Problem number three is this line from the Con Home piece:

“Might it truly be more interested in deterring states from leaving than in promoting the welfare of its peoples? If so, there surely can be no further doubt that we were right to opt out.”

If there any rhetorical technique more skin-crawlingly horrible, than, “Your response to my behaviour justifies my behaviour”?

I could go on, about how there’s no reason to think that Daniel’s relatively gentle vision of Brexit is shared by Nigel Farage, UKIP, or a significant number of those who voted Leave. Or about the polls which show that, far from the EU’s response to the referendum pushing more European nations towards the door, support for the union has actually spiked since the referendum – that Britain has become not a beacon of hope but a cautionary tale.
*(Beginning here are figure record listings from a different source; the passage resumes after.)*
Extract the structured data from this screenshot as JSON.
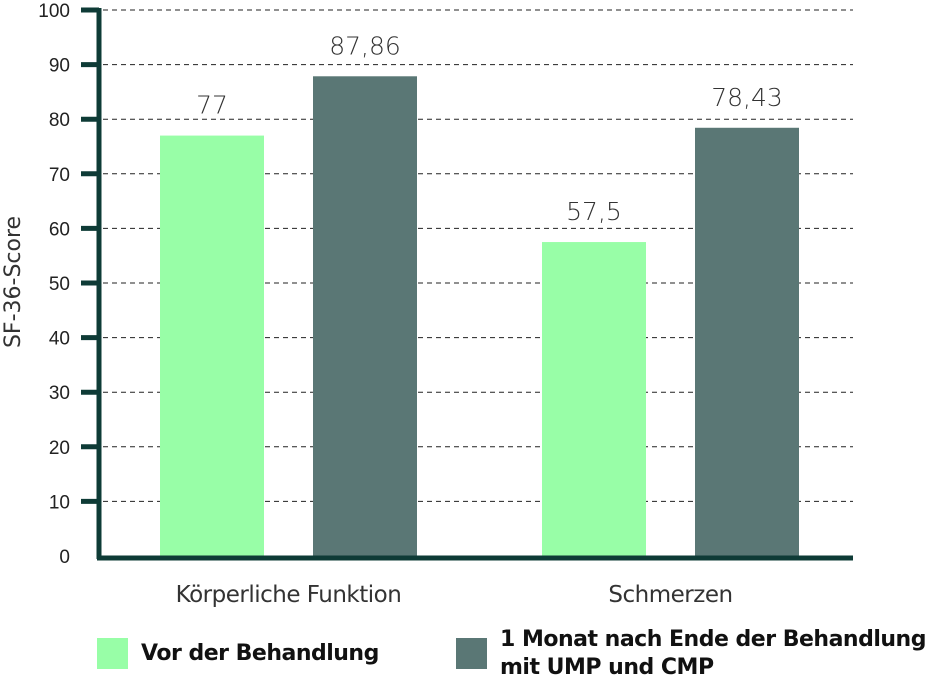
{
  "chart_data": {
    "type": "bar",
    "title": "",
    "xlabel": "",
    "ylabel": "SF-36-Score",
    "ylim": [
      0,
      100
    ],
    "yticks": [
      0,
      10,
      20,
      30,
      40,
      50,
      60,
      70,
      80,
      90,
      100
    ],
    "grid": true,
    "categories": [
      "Körperliche Funktion",
      "Schmerzen"
    ],
    "series": [
      {
        "name": "Vor der Behandlung",
        "values": [
          77,
          57.5
        ],
        "labels": [
          "77",
          "57,5"
        ],
        "color": "#98FEA7"
      },
      {
        "name": "1 Monat nach Ende der Behandlung mit UMP und CMP",
        "values": [
          87.86,
          78.43
        ],
        "labels": [
          "87,86",
          "78,43"
        ],
        "color": "#5A7775"
      }
    ],
    "legend_placement": "bottom",
    "legend": [
      {
        "line1": "Vor der Behandlung",
        "line2": ""
      },
      {
        "line1": "1 Monat nach Ende der Behandlung",
        "line2": "mit UMP und CMP"
      }
    ],
    "axis_color": "#0E3B36"
  }
}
But I’m running out of words, and there’ll be other chances to explore such things. So instead I’m going to end on this:

Hannan’s argument – that only an irrational Europe would not deliver a good Brexit – is remarkably, parodically self-serving. It allows him to believe that, if Brexit goes horribly wrong, well, it must all be the fault of those inflexible Eurocrats, mustn’t it? It can’t possibly be because Brexit was a bad idea in the first place, or because liberal Leavers used nasty, populist ones to achieve their goals.

Read today, there are elements of Hannan’s columns that are compelling, even persuasive. From the perspective of 2020, I fear, they might simply read like one long explanation of why nothing that has happened since will have been his fault.